(This is the fifth in the X series, and is intended to be read after "Xhalation", "Xcogitate", "Xemplify" and "Xpectation".)
The day started with Va junking a two hundred thousand dollar scanning electron microscope. It got worse from there.
She didn't really want to try the electron microscope, but they were running out of ways to analyze the new street drug that had been blowing up the greater metropolitan area over the last few months and burning up an increasing amount of police manpower. She'd broken something like seven gas chromatographs, a good dozen or so discrete analyzers, four mass spectrometers, and a wavelength dispersive X-ray fluorescence spectrometer that was probably going to cost most of her department's yearly budget to replace. They would probably fire her over it, if every other forensics lab in the country wasn't getting the exact same results.
It didn't matter what they used--every computer that tried to analyze a sample of the drug they were calling 'X' crashed immediately, spitting out screen after screen of binary gibberish until they finally pulled the plug. Rebooting the machines and reinstalling the operating system didn't help, either; as soon as someone turned it back on, lime green ones and zeroes scrolled down the monitor like they'd somehow replaced the state of the art chemical analysis tools with the cheap CRT monitor from an Apple II. Engineers around the country were scratching their collective heads in disbelief.
That left chemists like Va falling back on the techniques that predated the computer era, digging through old textbooks she got from the library to refresh her memory on manual flame tests and the best way to perform titration. To make things doubly difficult, many of the tests had to be performed inside a hermetically-sealed chamber using a glove box; as one X-head after another came in drooling and stumbling and barely able to string two coherent syllables together, the lab protocols got stricter and stricter for working with the stuff. Va took fewer precautions with cyanide than she did with X now.
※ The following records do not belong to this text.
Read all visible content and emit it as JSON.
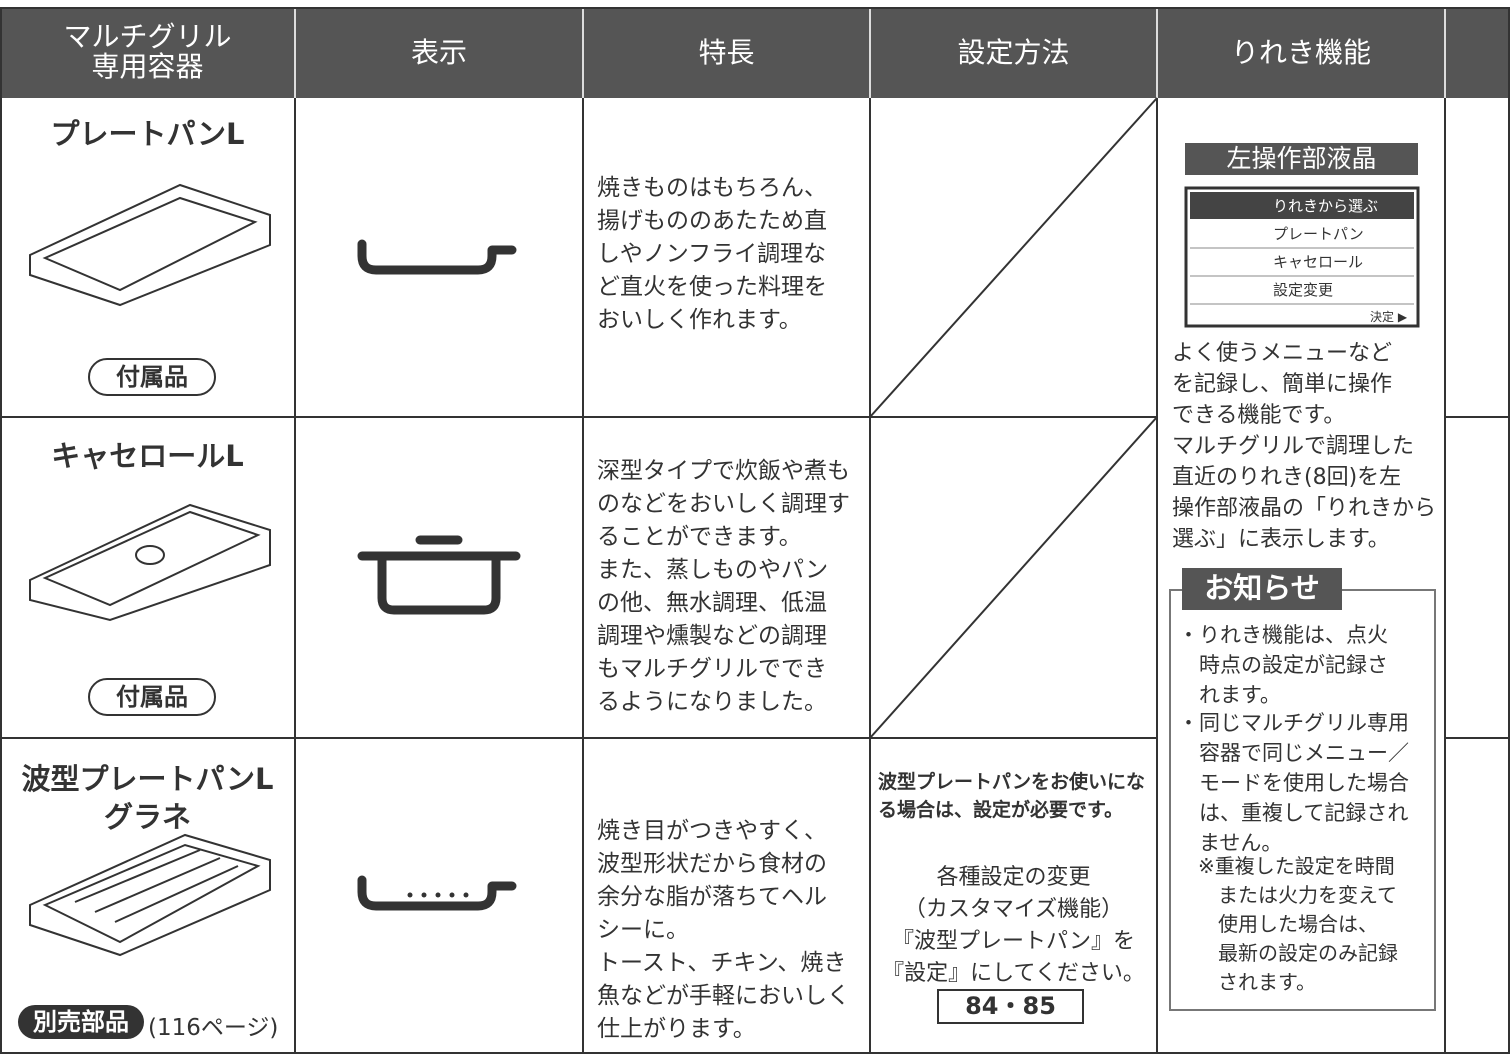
{
  "header": {
    "container": [
      "マルチグリル",
      "専用容器"
    ],
    "display": "表示",
    "features": "特長",
    "setting": "設定方法",
    "history": "りれき機能"
  },
  "rows": [
    {
      "name": [
        "プレートパンL"
      ],
      "badge": "付属品",
      "features": [
        "焼きものはもちろん、",
        "揚げもののあたため直",
        "しやノンフライ調理な",
        "ど直火を使った料理を",
        "おいしく作れます。"
      ]
    },
    {
      "name": [
        "キャセロールL"
      ],
      "badge": "付属品",
      "features": [
        "深型タイプで炊飯や煮も",
        "のなどをおいしく調理す",
        "ることができます。",
        "また、蒸しものやパン",
        "の他、無水調理、低温",
        "調理や燻製などの調理",
        "もマルチグリルででき",
        "るようになりました。"
      ]
    },
    {
      "name": [
        "波型プレートパンL",
        "グラネ"
      ],
      "badge": "別売部品",
      "note": "(116ページ)",
      "features": [
        "焼き目がつきやすく、",
        "波型形状だから食材の",
        "余分な脂が落ちてヘル",
        "シーに。",
        "トースト、チキン、焼き",
        "魚などが手軽においしく",
        "仕上がります。"
      ],
      "setting": {
        "bold": [
          "波型プレートパンをお使いにな",
          "る場合は、設定が必要です。"
        ],
        "lines": [
          "各種設定の変更",
          "（カスタマイズ機能）",
          "『波型プレートパン』を",
          "『設定』にしてください。"
        ],
        "ref": "84・85"
      }
    }
  ],
  "history": {
    "lcd_label": "左操作部液晶",
    "menu": [
      "りれきから選ぶ",
      "プレートパン",
      "キャセロール",
      "設定変更"
    ],
    "confirm": "決定 ▶",
    "description": [
      "よく使うメニューなど",
      "を記録し、簡単に操作",
      "できる機能です。",
      "マルチグリルで調理した",
      "直近のりれき(8回)を左",
      "操作部液晶の「りれきから",
      "選ぶ」に表示します。"
    ],
    "notice": {
      "title": "お知らせ",
      "items": [
        [
          "・りれき機能は、点火",
          "時点の設定が記録さ",
          "れます。"
        ],
        [
          "・同じマルチグリル専用",
          "容器で同じメニュー／",
          "モードを使用した場合",
          "は、重複して記録され",
          "ません。"
        ]
      ],
      "note": [
        "※重複した設定を時間",
        "または火力を変えて",
        "使用した場合は、",
        "最新の設定のみ記録",
        "されます。"
      ]
    }
  }
}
And all of it resulted in a host of inconclusive results. Va still wasn't sure what it was derived from, whether the lawnmower scent reported by users was genuinely chlorophyll or some other chemical, what parts of the brain it affected or why it built up in the sclera and the vitreous humour of the eyes. All she knew was that a bunch of politicians who couldn't tell a pipette from a pipe cleaner were accusing her profession, her department, and her personally of gross incompetence for not being able to figure it out faster. And she was getting sick of it.
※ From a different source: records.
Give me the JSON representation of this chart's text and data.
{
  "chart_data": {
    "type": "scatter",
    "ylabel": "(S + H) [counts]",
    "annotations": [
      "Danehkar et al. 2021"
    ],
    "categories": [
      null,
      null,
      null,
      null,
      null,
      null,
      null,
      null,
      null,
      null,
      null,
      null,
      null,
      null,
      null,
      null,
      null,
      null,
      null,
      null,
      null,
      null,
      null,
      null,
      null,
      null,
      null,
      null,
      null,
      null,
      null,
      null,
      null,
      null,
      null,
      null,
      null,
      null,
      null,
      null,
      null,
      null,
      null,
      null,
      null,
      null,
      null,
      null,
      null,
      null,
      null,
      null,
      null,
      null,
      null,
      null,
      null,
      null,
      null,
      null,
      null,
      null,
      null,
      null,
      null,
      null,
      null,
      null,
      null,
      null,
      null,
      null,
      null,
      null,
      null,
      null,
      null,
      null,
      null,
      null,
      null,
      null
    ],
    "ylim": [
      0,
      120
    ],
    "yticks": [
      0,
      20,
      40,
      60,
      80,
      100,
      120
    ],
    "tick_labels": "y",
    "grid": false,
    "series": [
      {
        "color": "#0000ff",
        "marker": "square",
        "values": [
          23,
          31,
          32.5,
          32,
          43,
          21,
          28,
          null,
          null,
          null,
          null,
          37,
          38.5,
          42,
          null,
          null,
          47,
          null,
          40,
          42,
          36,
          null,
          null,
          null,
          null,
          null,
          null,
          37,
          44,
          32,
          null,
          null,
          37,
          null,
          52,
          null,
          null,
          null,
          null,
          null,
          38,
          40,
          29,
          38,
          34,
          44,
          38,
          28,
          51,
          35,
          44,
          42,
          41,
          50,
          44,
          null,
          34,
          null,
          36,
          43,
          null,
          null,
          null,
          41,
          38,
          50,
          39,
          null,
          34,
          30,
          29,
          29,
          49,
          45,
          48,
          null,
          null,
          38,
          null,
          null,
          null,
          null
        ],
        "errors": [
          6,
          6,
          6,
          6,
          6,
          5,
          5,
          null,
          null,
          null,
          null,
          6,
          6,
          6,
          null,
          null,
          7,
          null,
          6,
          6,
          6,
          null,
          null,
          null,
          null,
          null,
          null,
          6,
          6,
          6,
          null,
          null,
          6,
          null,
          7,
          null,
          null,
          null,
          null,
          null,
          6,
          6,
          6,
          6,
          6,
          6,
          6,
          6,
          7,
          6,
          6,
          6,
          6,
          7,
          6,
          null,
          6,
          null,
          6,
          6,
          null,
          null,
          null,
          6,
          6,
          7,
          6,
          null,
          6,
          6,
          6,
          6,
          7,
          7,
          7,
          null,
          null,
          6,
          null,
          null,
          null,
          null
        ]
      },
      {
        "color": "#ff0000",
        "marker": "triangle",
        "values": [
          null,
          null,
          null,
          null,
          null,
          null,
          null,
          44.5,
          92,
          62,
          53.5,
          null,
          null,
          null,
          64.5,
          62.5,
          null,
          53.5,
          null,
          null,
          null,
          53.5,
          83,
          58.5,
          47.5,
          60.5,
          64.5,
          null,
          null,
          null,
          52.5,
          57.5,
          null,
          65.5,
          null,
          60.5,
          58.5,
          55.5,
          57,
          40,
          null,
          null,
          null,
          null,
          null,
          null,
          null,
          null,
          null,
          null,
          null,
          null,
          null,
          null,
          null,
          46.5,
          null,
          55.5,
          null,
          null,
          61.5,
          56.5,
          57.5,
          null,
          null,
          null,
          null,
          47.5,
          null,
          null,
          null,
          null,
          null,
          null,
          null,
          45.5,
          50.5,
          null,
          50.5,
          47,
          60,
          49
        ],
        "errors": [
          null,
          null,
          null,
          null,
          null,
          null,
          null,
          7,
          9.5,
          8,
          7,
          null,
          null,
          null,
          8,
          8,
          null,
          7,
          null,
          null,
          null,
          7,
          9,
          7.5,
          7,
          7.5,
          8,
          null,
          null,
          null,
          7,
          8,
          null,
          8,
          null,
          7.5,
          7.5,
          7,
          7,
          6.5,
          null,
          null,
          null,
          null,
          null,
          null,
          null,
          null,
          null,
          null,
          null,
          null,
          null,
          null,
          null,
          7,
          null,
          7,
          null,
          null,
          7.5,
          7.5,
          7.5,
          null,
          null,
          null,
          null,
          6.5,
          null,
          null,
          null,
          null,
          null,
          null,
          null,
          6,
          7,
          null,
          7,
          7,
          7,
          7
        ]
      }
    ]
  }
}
Which was why she decided to try the electron scanning microscope. Va hoped that she could at least get some kind of visual impression of the chemical composition of the drug, something she could compare to known plant toxins and hallucinogenic animal secretions and hell, she didn't know, irradiated lithium samples or something. She started by heating one of the vape cartridges in a distillation flask until she had boiled off most of the liquid, leaving nothing but a fine green powder at the bottom of the glass vessel.
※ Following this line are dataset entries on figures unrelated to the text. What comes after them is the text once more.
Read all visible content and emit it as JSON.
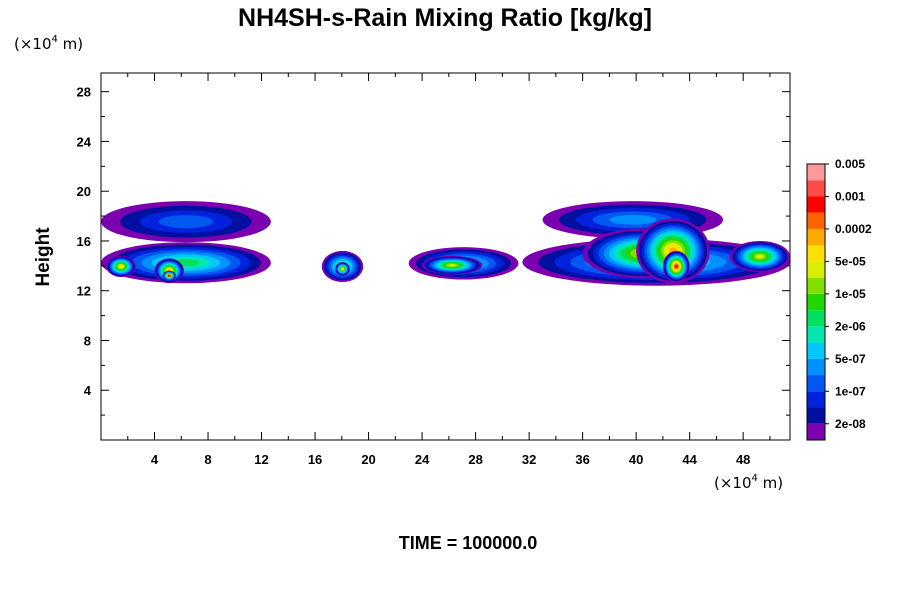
{
  "chart_data": {
    "type": "heatmap",
    "title": "NH4SH-s-Rain Mixing Ratio [kg/kg]",
    "ylabel": "Height",
    "x_unit": {
      "prefix": "(×10",
      "exp": "4",
      "suffix": " m)"
    },
    "y_unit": {
      "prefix": "(×10",
      "exp": "4",
      "suffix": " m)"
    },
    "xlim": [
      0,
      51.5
    ],
    "ylim": [
      0,
      29.5
    ],
    "x_ticks": [
      "4",
      "8",
      "12",
      "16",
      "20",
      "24",
      "28",
      "32",
      "36",
      "40",
      "44",
      "48"
    ],
    "y_ticks": [
      "4",
      "8",
      "12",
      "16",
      "20",
      "24",
      "28"
    ],
    "footer": "TIME = 100000.0",
    "colorbar": {
      "colors": [
        "#7a00b0",
        "#000fa0",
        "#0022dd",
        "#0058f0",
        "#0090ff",
        "#00c8ff",
        "#00e8b0",
        "#00e060",
        "#20d800",
        "#80e000",
        "#d8f000",
        "#ffe000",
        "#ffaa00",
        "#ff6400",
        "#ff0000",
        "#ff4a4a",
        "#ff9a9a"
      ],
      "labels": [
        "2e-08",
        "1e-07",
        "5e-07",
        "2e-06",
        "1e-05",
        "5e-05",
        "0.0002",
        "0.001",
        "0.005"
      ]
    },
    "regions": [
      {
        "x": [
          0,
          12.7
        ],
        "y": [
          12.6,
          15.9
        ],
        "level": 7
      },
      {
        "x": [
          0,
          12.7
        ],
        "y": [
          15.9,
          19.2
        ],
        "level": 3
      },
      {
        "x": [
          0.4,
          2.6
        ],
        "y": [
          13.1,
          14.8
        ],
        "level": 11
      },
      {
        "x": [
          4.0,
          6.2
        ],
        "y": [
          12.6,
          14.6
        ],
        "level": 12
      },
      {
        "x": [
          4.6,
          5.6
        ],
        "y": [
          12.8,
          13.6
        ],
        "level": 14
      },
      {
        "x": [
          16.5,
          19.6
        ],
        "y": [
          12.7,
          15.2
        ],
        "level": 8
      },
      {
        "x": [
          17.5,
          18.6
        ],
        "y": [
          13.2,
          14.3
        ],
        "level": 11
      },
      {
        "x": [
          23.0,
          31.2
        ],
        "y": [
          12.9,
          15.5
        ],
        "level": 6
      },
      {
        "x": [
          24.0,
          28.5
        ],
        "y": [
          13.3,
          14.8
        ],
        "level": 10
      },
      {
        "x": [
          31.5,
          51.5
        ],
        "y": [
          12.4,
          16.2
        ],
        "level": 7
      },
      {
        "x": [
          33.0,
          46.5
        ],
        "y": [
          16.2,
          19.2
        ],
        "level": 4
      },
      {
        "x": [
          36.0,
          45.0
        ],
        "y": [
          13.0,
          17.0
        ],
        "level": 10
      },
      {
        "x": [
          40.0,
          45.5
        ],
        "y": [
          12.6,
          17.8
        ],
        "level": 12
      },
      {
        "x": [
          42.0,
          44.0
        ],
        "y": [
          12.7,
          15.2
        ],
        "level": 14
      },
      {
        "x": [
          47.0,
          51.5
        ],
        "y": [
          13.5,
          16.0
        ],
        "level": 10
      }
    ]
  }
}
She took that and prepared it on a laboratory slide, making sure every grain was firmly affixed to prevent contamination--Va didn't know exactly how much X constituted a mind-altering dose, but she suspected that breathing hard around this thing could wind up leaving her a brainless masturbating zombie for the better part of a week. Since the lab didn't have its own electron scanning microscope, she drove her sample across town to the university and spent about twenty minutes flashing her credentials around until someone let her have access to theirs. Thankfully, it was a state college, and they had a lot of motivation to help a government official solve a major public health crisis.
She shrugged off the technician's attempts to help and mounted the slide into the vacuum chamber herself. Everything seemed to be going great until she evacuated the air; as soon as she clicked on the little button on the screen that said 'Pump', though, the program flickered and died. Va already knew what was going to replace it before the numbers even began to scroll.
She sat and watched the stream of ones and zeroes fill the screen, staring at them expressionlessly and wondering exactly how many pieces of laboratory equipment one woman could break before they started to take it out of her salary. She was just beginning to calculate how long it would take her to pay for a two hundred thousand dollar scanning electron microscope on a forensic chemist's salary when it occurred to her to wonder what the binary code actually meant.
Five minutes later, and Va had pulled out her laptop and hooked it up to the USB port on the electron microscope, unworried about any potential risk of contaminating her own computer with the same kind of bizarre bug that had crashed all the lab equipment. None of the techs had reported any problems with the, the virus or glitch or malware or whatever it was infecting their diagnostic machines. It was just a problem with the devices that had been in direct contact with X.